Newsom has become a champion of rebuilding eight of The City’s most decrepit public housing units within new mixed-income developments, and vows to place a $100 million bond on the November ballot despite recent polling that revealed San Francisco voters are not overwhelmingly receptive to the idea.

According to surveys, including one on Newsom’s campaign Web site, 57 percent of 865 respondents voted against the idea of investing $100 million to repair and rebuild every public housing project.

Kubas Keller Associates, a Pennsylvania-based consulting firm that specializes in working with public and subsidized housing providers, conducted the study and confirmed that San Francisco’s Housing Authority faces a fiscal crisis that is compounded by the disrepair and deterioration of many of its housing sites.

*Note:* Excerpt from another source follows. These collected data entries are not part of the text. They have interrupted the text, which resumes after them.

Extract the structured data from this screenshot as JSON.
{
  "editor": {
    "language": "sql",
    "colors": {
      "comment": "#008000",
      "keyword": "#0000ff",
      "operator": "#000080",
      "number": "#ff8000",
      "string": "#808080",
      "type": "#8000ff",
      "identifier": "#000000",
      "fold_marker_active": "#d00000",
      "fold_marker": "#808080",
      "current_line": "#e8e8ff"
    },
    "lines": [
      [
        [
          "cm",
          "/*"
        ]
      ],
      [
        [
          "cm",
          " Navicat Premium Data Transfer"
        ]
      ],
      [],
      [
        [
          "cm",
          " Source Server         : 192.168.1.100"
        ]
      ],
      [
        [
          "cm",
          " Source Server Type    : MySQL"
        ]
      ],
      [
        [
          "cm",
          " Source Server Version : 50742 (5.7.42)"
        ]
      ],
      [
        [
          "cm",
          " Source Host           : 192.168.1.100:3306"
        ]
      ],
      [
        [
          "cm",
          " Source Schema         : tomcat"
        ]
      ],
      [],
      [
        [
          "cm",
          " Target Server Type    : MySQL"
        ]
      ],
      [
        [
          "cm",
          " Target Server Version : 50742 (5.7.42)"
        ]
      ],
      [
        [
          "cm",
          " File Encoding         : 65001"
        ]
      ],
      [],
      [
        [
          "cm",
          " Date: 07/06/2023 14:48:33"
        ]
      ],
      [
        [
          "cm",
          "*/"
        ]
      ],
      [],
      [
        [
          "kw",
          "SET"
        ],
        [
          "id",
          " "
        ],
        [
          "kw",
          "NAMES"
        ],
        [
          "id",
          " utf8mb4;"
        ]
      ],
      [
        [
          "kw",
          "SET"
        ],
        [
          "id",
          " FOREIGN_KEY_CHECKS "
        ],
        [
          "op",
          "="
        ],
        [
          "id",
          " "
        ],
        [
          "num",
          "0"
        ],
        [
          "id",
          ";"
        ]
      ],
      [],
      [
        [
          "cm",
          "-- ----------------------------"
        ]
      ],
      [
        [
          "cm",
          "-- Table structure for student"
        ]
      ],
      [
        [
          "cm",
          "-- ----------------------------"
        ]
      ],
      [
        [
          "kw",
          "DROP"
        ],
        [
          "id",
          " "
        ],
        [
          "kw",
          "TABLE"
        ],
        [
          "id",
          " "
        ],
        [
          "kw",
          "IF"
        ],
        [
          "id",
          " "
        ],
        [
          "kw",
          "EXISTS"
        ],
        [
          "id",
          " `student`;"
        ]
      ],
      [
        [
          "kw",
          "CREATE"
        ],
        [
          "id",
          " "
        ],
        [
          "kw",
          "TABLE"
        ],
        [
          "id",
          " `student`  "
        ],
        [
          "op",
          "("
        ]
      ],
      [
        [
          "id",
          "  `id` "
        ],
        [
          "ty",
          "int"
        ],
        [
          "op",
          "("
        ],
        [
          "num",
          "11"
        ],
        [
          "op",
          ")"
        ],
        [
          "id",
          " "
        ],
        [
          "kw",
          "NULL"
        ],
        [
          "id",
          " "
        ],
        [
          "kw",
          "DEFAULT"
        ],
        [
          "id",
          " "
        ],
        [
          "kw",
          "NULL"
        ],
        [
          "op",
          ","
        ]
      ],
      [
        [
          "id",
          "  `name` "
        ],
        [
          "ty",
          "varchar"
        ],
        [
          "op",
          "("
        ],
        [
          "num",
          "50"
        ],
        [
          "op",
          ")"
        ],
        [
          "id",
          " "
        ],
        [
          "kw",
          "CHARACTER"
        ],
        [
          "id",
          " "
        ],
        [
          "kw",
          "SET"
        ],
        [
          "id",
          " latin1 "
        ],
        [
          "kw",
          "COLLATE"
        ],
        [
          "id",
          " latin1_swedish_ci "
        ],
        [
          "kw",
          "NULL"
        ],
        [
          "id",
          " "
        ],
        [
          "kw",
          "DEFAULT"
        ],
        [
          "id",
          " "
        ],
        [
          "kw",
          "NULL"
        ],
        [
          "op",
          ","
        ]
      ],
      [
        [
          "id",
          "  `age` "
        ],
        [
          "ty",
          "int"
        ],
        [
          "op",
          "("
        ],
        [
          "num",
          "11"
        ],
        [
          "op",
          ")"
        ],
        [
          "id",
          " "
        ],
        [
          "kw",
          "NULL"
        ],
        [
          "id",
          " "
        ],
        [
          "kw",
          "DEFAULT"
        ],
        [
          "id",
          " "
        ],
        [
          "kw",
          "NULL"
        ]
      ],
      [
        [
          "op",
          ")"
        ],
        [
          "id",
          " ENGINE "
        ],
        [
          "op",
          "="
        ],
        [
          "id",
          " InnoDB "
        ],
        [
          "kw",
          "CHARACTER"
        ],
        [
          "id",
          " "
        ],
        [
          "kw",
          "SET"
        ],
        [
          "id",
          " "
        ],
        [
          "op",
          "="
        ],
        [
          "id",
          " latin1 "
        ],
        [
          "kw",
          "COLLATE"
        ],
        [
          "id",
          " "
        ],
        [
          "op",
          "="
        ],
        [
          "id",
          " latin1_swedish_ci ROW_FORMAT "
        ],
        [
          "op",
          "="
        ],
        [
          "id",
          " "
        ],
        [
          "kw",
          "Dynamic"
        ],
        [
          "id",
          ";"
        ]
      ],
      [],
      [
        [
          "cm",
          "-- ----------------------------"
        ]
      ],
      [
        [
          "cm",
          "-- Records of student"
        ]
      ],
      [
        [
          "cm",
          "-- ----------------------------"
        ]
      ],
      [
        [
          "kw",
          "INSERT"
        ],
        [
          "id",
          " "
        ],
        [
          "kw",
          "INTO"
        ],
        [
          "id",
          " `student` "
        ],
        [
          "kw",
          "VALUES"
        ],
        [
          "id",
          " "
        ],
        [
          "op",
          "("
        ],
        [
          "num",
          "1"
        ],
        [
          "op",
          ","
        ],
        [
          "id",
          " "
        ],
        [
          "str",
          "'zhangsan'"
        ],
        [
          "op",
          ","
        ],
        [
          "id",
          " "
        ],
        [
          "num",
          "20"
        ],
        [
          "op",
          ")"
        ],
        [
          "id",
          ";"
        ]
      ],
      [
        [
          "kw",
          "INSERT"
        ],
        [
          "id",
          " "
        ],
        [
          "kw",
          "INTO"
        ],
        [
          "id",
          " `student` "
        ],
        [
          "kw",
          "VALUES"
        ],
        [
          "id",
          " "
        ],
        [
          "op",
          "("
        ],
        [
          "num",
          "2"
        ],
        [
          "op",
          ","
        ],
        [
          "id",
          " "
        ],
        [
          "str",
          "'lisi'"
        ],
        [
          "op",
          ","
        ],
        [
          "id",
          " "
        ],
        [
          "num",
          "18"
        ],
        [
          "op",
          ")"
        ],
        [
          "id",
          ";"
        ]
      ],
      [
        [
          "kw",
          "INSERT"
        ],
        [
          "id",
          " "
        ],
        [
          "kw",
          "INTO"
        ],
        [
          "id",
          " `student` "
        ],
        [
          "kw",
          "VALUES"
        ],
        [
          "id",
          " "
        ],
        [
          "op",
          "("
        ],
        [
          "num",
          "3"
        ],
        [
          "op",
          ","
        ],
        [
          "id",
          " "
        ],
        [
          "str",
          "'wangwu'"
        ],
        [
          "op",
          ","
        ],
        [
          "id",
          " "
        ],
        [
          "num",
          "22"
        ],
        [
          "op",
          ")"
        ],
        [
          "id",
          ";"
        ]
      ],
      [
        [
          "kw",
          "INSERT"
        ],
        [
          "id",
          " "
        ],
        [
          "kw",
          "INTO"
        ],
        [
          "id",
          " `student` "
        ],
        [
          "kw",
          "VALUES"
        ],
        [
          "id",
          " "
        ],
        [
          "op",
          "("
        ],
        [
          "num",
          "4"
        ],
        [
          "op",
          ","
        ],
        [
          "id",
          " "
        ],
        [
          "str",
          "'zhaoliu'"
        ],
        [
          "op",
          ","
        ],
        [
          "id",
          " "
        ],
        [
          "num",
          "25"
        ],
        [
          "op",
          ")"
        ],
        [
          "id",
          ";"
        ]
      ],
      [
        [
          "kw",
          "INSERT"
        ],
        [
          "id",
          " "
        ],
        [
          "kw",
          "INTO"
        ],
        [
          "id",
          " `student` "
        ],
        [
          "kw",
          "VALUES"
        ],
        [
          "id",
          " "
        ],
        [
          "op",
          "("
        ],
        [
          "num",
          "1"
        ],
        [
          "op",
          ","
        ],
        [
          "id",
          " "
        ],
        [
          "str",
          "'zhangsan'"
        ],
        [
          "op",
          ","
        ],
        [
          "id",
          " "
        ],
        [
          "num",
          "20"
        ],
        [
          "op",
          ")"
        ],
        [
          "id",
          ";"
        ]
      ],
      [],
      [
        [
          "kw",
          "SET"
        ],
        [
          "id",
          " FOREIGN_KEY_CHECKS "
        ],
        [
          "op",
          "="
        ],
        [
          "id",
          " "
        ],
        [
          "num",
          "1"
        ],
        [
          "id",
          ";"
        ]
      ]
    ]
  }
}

The San Francisco Housing Authority must aggressively pursue funding outside of the federal government and noted that the only substantial asset that the authority can leverage is the land on which its housing sites are built. The report suggested that the agency partner with private developers to comprehensively redevelop and replace some of the current housing sites.

On Tuesday, the mayor is scheduled to submit a balanced budget, which then will be released to other city officials and the public on June 1. Although Newsom wouldn’t disclose the amount he planned on including in the budget for the rebuilding of public housing, he suggested at the press briefing that it would be a “substantial investment” that could help rebuild two of the eight oldest housing sites.

“You’ve got to find cuts elsewhere, but you’ve got to make investments,” Newsom said. “We’re going to prioritize this in our budget and we’ll see if the political will is there on the board.”

Board of Supervisors President Aaron Peskin said the mayor seemed to be applying a “double standard” for budget decisions, in light of his recent criticism of the Board of Supervisors for passing a $25 million spending plan for affordable housing — $5 million of which would be for the housing authority. According to The City Controller’s Office, San Francisco now faces a $54.7 million deficit next fiscal year, half of it due to the supplemental spending.